The slide in the yen resulting from all this money printing has raised corporate profits many major Japanese firms are exporters and lit a rocket under stock prices.

Higher asset prices, along with optimism fuelled by Abenomics and a cyclical recovery post-tsunami, has cheered up households and businesses.Employment growth is at its highest since 2007; retail sales and small business confidence are also at multi-year highs. GDP growth stands at 4% on an annualised basis. So why has the rally paused in recent weeks?

A key problem has been global jitters caused by the US fiscal stand-off. Declines in risk appetite buoy the yen, which is seen as a safe haven. So the end of the stand-off is good news.

And while risk aversion could flare up again, the big picture is that the US Fed is set to temper its money-printing programme next year, while its Japanese counterpart won't, says Capital Economics.
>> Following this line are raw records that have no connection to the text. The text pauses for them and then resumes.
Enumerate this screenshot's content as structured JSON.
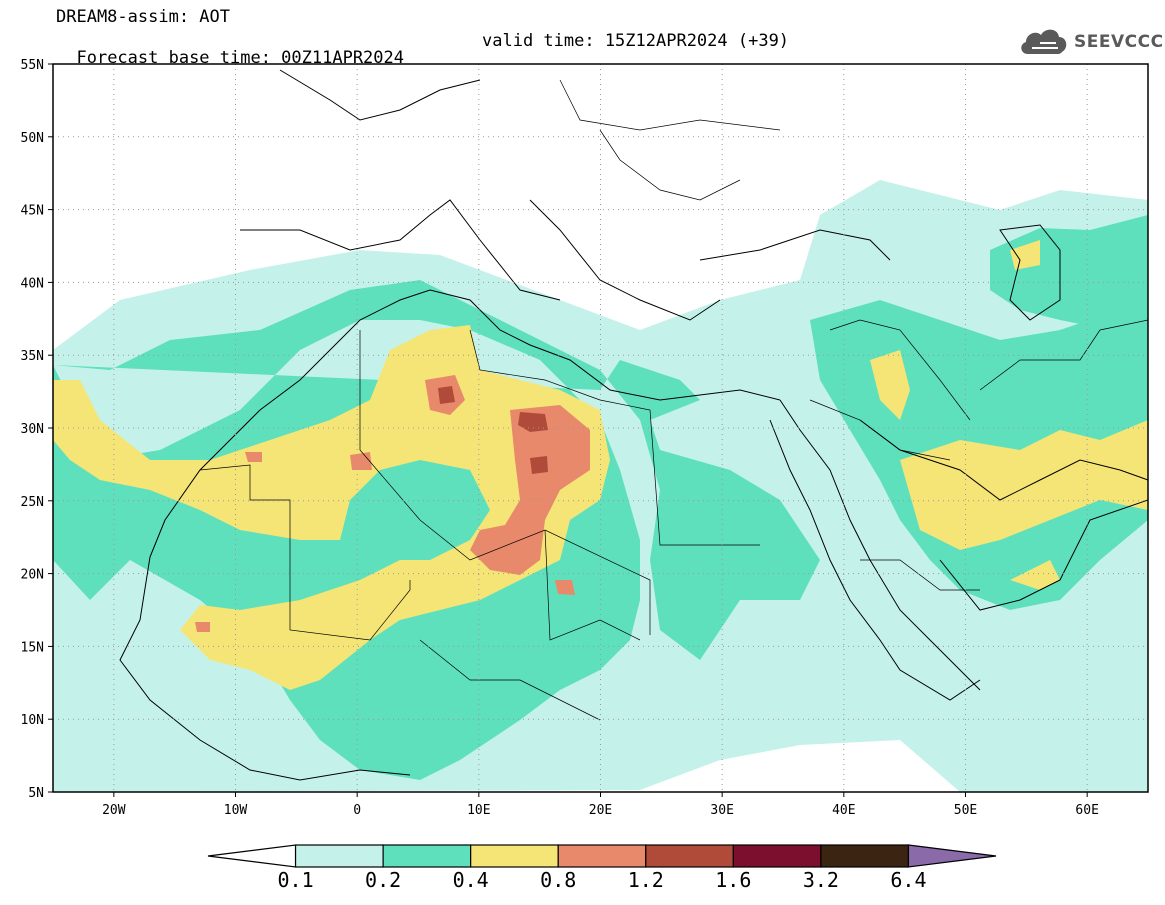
{
  "header": {
    "model_label": "DREAM8-assim: AOT",
    "base_time_label": "Forecast base time: 00Z11APR2024",
    "valid_time_label": "valid time: 15Z12APR2024 (+39)"
  },
  "logo": {
    "text": "SEEVCCC",
    "icon": "cloud-icon"
  },
  "map": {
    "lat_ticks": [
      "55N",
      "50N",
      "45N",
      "40N",
      "35N",
      "30N",
      "25N",
      "20N",
      "15N",
      "10N",
      "5N"
    ],
    "lon_ticks": [
      "20W",
      "10W",
      "0",
      "10E",
      "20E",
      "30E",
      "40E",
      "50E",
      "60E"
    ]
  },
  "colorbar": {
    "colors": [
      "#ffffff",
      "#c4f2ea",
      "#5ee0bc",
      "#f5e577",
      "#e8896b",
      "#b04b3a",
      "#7c0e2e",
      "#3c2412",
      "#8a6aa8"
    ],
    "labels": [
      "0.1",
      "0.2",
      "0.4",
      "0.8",
      "1.2",
      "1.6",
      "3.2",
      "6.4"
    ]
  }
}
This implies further yen weakness, as does Japan's vanishing current account surplus.

So profit growth should continue, especially since Japan Inc's operational leverage is so high, says Morgan Stanley. For every 1% in revenue growth, profits rise by 3%, compared to 1% in Europe and the US.

More detail on structural reforms, due in December, and reductions in corporation tax should also help. Stocks are also still cheap. The upshot? The Topix "could double" from here.